Por Rogelio A. Careaga, Ph.D. por la Universidad de Stanford

Los asaltos y asesinatos cometidos por estos bandidos se han convertido en epidemia. Debemos pensar detenidamente en cómo solucionar este grave problema y publicar, por este y otros medios, las sugerencias al respecto. Una vez que hallemos las posibles soluciones, y nos pongamos de acuerdo sobre las más efectivas y factibles de ser llevadas a la práctica, debemos presionar a las autoridades para que las apliquen. Pero no esperemos sentados que el gobierno solucione todos nuestros problemas. La ciudadanía debe empezar a tomar iniciativa, pues en el ejercicio democrático, la iniciativa ciudadana es fundamental.

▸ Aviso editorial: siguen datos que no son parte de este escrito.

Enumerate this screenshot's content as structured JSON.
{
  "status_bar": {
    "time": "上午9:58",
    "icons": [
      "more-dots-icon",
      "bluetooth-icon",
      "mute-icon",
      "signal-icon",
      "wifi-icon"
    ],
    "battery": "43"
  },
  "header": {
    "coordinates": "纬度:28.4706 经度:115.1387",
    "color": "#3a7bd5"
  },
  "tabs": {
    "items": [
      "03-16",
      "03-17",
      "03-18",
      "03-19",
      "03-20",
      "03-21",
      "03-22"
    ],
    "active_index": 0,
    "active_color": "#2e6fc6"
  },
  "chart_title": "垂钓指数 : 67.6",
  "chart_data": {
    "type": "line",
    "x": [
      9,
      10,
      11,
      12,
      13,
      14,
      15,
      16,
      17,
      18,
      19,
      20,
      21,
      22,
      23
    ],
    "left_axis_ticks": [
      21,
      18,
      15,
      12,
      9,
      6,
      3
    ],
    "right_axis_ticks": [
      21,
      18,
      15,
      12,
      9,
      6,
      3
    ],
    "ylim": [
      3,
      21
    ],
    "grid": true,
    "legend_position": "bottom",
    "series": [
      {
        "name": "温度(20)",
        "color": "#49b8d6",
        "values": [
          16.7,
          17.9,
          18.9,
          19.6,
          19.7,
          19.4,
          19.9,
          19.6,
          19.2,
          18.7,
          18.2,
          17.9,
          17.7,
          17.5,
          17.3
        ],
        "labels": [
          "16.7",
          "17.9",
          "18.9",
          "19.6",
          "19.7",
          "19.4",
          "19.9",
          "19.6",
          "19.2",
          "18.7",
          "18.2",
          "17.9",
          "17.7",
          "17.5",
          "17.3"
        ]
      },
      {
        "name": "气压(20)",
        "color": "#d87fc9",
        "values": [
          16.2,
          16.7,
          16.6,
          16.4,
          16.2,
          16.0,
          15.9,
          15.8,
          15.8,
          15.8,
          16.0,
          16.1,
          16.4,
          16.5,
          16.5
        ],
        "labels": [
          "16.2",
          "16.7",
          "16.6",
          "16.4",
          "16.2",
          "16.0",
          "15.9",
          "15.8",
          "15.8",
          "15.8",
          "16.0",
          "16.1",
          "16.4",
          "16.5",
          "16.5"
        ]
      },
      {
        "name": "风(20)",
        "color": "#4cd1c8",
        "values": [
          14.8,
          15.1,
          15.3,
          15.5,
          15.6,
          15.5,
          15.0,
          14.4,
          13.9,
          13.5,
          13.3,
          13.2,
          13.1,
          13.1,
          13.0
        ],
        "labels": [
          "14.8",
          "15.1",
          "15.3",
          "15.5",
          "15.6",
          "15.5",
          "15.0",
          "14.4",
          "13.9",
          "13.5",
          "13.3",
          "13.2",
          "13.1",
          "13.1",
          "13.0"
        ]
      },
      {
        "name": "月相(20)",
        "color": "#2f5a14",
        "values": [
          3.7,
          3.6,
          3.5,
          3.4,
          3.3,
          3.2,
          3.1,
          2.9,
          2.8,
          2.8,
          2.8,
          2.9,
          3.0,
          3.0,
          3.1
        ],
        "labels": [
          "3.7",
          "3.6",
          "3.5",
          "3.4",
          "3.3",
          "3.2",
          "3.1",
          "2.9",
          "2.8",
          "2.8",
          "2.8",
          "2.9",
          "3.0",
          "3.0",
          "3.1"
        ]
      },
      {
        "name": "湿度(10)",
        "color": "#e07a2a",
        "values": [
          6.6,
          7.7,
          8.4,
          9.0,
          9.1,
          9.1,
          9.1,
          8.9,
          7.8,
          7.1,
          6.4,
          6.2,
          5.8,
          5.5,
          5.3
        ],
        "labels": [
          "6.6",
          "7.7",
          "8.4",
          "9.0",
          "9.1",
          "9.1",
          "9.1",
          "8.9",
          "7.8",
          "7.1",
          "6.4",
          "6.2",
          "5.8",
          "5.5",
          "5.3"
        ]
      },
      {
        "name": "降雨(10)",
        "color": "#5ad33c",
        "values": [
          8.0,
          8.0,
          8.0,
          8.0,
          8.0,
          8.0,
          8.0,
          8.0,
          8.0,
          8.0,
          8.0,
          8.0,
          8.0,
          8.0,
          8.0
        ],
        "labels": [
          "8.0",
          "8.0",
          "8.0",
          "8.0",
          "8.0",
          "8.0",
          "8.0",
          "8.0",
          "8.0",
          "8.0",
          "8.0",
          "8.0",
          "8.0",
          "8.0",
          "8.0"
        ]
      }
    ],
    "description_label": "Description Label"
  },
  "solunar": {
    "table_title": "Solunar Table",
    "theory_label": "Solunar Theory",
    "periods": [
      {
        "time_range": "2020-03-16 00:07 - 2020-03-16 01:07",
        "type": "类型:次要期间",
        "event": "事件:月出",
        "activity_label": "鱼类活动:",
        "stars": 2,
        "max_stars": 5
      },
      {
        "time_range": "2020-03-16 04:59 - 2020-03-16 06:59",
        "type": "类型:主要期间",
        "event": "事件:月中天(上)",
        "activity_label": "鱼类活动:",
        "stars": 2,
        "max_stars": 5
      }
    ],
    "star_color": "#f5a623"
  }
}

Está bien expresar indignación, la cual comparto con mis conciudadanos, pero al mismo tiempo debemos sugerir soluciones realistas, que estén dentro del marco legal. Los comentarios que siguen a los reportes periodísticos en ABC y otros medios, sobre los asaltos y asesinatos, casi cotidianos, realizados por los motochorros, reflejan ira, frustración con la actuación de la policía, e impotencia ciudadana. Pero casi nadie propone soluciones serias. Algunas, como eso de meter balas a los delincuentes, volver a la dictadura, enviar a la cárcel a los jueces que liberan a los delincuentes o que imponen medidas sustitutivas a la prisión, no son nada realistas.

Es probable que se necesiten nuevas leyes o modificaciones de las actuales. Por ejemplo, leyes que permitan severos castigos a quienes andan en moto de a dos y portan armas, o a los motociclistas que circulan sin chapa. Ejemplos de castigos podrían ser la confiscación de la moto y del arma, prisión o elevadas multas. Estas o similares medidas harán que los ciudadanos de bien, para no exponerse a dichas penas, ajusten su conducta a las nuevas leyes y que menos personas viajen en motos sin chapas, de a dos, y que porten armas.

Puesto que siempre es más fácil identificar a probables delincuentes dentro de un grupo pequeño que de uno mucho más grande, la reducción del grupo de personas que, a pesar de las nuevas y severas penas, no ajusta su conducta, facilitará la tarea de detectar a los sospechosos de haber realizado o de estar a punto de realizar asaltos. A su vez, la identificación de los sospechosos ayudaría a la prevención de los asaltos, especialmente si se crean organizaciones de ciudadanos que den apoyo a la policía.

Es evidente que actualmente la policía no está en condiciones de dar mayor protección a la ciudadanía de la que hasta ahora ha dado. No esperemos, pues, que la solución al problema de la delincuencia, perpetrado por los motochorros, provenga de esa institución. Necesitamos organizarnos, prepararnos y actuar. Se podría crear una guardia de ciudadanos voluntarios, dispuestos a colaborar con la policía. Los miembros, antes de salir a la calle, tendrían que ser adiestrados para la tarea de prevención. Y su trabajo podría coordinarse con el de la policía.

No tengo la menor duda que de la inteligencia, conocimientos, experiencias y creatividad de mis conciudadanos habrán de surgir las soluciones óptimas para acabar o, por lo menos, mitigar la delincuencia que acecha a todos los habitantes de nuestro país.